UPDATED 17:48 EST / DECEMBER 14 2023

AI

OpenAI details automated approach to supervising AI models

OpenAI’s Superalignment team, which focuses on addressing the risks posed by advanced artificial intelligence models, today published its first research paper.

The group was formed in June under the leadership of OpenAI Chief Scientist Ilya Sutskever and head of alignment Jan Leike. Over the next four years, it will have access to 20% of the compute capacity the company has “secured to date,” which is reportedly worth billions of dollars. The Superalignment team’s goal is to develop new ways of preventing advanced AI models from generating harmful output.

Current approaches to supervising AI models depend on human input. OpenAI’s concern is that human input may be insufficient to regulate a hypothetical future neural network with superhuman reasoning capabilities. If such a neural network would generate output that might be difficult for engineers to understand, such as a file containing millions of lines of code, manually checking the output for risks could become impossible.

That’s the challenge the paper published today by OpenAI’s Superalignment team seeks to tackle. The paper proposes to address the limitations of manual AI model supervision by automating the process. OpenAI is arguing that an advanced neural network could potentially be prevented from generating harmful output by a second, less advanced neural network.

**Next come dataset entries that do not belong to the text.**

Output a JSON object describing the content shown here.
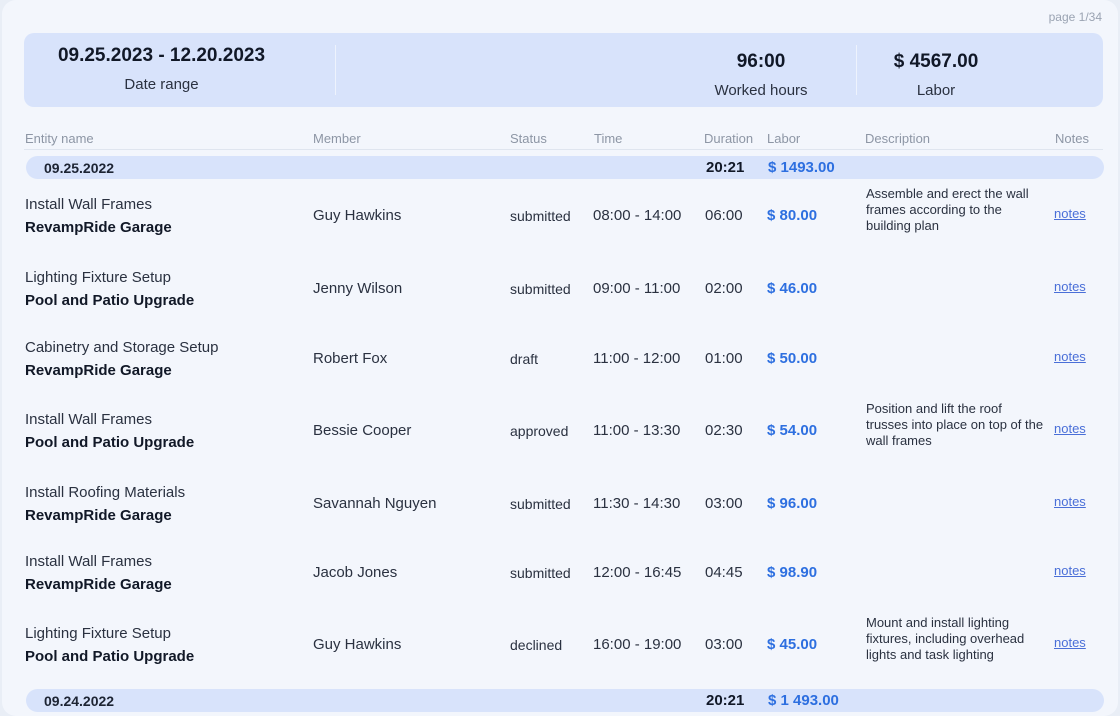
{
  "page_label": "page 1/34",
  "summary": {
    "date_range_value": "09.25.2023 - 12.20.2023",
    "date_range_label": "Date range",
    "hours_value": "96:00",
    "hours_label": "Worked hours",
    "labor_value": "$ 4567.00",
    "labor_label": "Labor"
  },
  "columns": {
    "entity": "Entity name",
    "member": "Member",
    "status": "Status",
    "time": "Time",
    "duration": "Duration",
    "labor": "Labor",
    "description": "Description",
    "notes": "Notes"
  },
  "groups": [
    {
      "date": "09.25.2022",
      "duration": "20:21",
      "labor": "$  1493.00"
    },
    {
      "date": "09.24.2022",
      "duration": "20:21",
      "labor": "$ 1 493.00"
    }
  ],
  "rows": [
    {
      "task": "Install Wall Frames",
      "project": "RevampRide Garage",
      "member": "Guy Hawkins",
      "status": "submitted",
      "time": "08:00 - 14:00",
      "duration": "06:00",
      "labor": "$ 80.00",
      "description": "Assemble and erect the wall frames according to the building plan",
      "notes": "notes"
    },
    {
      "task": "Lighting Fixture Setup",
      "project": "Pool and Patio Upgrade",
      "member": "Jenny Wilson",
      "status": "submitted",
      "time": "09:00 - 11:00",
      "duration": "02:00",
      "labor": "$ 46.00",
      "description": "",
      "notes": "notes"
    },
    {
      "task": "Cabinetry and Storage Setup",
      "project": "RevampRide Garage",
      "member": "Robert Fox",
      "status": "draft",
      "time": "11:00 - 12:00",
      "duration": "01:00",
      "labor": "$ 50.00",
      "description": "",
      "notes": "notes"
    },
    {
      "task": "Install Wall Frames",
      "project": "Pool and Patio Upgrade",
      "member": "Bessie Cooper",
      "status": "approved",
      "time": "11:00 - 13:30",
      "duration": "02:30",
      "labor": "$ 54.00",
      "description": "Position and lift the roof trusses into place on top of the wall frames",
      "notes": "notes"
    },
    {
      "task": "Install Roofing Materials",
      "project": "RevampRide Garage",
      "member": "Savannah Nguyen",
      "status": "submitted",
      "time": "11:30 - 14:30",
      "duration": "03:00",
      "labor": "$ 96.00",
      "description": "",
      "notes": "notes"
    },
    {
      "task": "Install Wall Frames",
      "project": "RevampRide Garage",
      "member": "Jacob Jones",
      "status": "submitted",
      "time": "12:00 - 16:45",
      "duration": "04:45",
      "labor": "$ 98.90",
      "description": "",
      "notes": "notes"
    },
    {
      "task": "Lighting Fixture Setup",
      "project": "Pool and Patio Upgrade",
      "member": "Guy Hawkins",
      "status": "declined",
      "time": "16:00 - 19:00",
      "duration": "03:00",
      "labor": "$ 45.00",
      "description": "Mount and install lighting fixtures, including overhead lights and task lighting",
      "notes": "notes"
    }
  ]
}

The paper’s authors refer to their automated supervision method as weak-to-strong generalization. Before publicly detailing the method, they carried out an experiment to test its effectiveness. They used an AI model on par with GPT-2, a relatively simple language model OpenAI released in 2019, to supervise the company’s latest GPT-4 model.

The researchers identified an implementation challenge during the test: the quality of an advanced AI model’s output can be reduced by the less advanced model that supervises it. The issue is most likely to emerge when a user asks a question that is too complicated for the less advanced AI. If the advanced neural network answers a question correctly but the less advanced model believes that the answer is incorrect, it may block the output. 

OpenAI’s researchers developed an algorithm to address the challenge. “We use a simple method that encourages the strong model to be more confident — including confidently disagreeing with the weak supervisor if necessary,” they wrote in a blog post that accompanied the paper.

The researchers applied the method to the experiment in which they used an AI model on par with GPT-2 to supervise GPT-4. The quality of the latter model’s output was reduced, but to a lesser extent than before. “We show that we can use a GPT-2-level model to elicit most of GPT-4’s capabilities — close to GPT-3.5-level performance — generalizing correctly even to hard problems where the small model failed,” they detailed. 

OpenAI has released a collection of open-source code files designed to help developers test and refine its automated AI supervision method. Additionally, the company is launching a $10 million grants program to support research in this area. OpenAI will also support research projects that explore other approaches to supervising advanced AI models.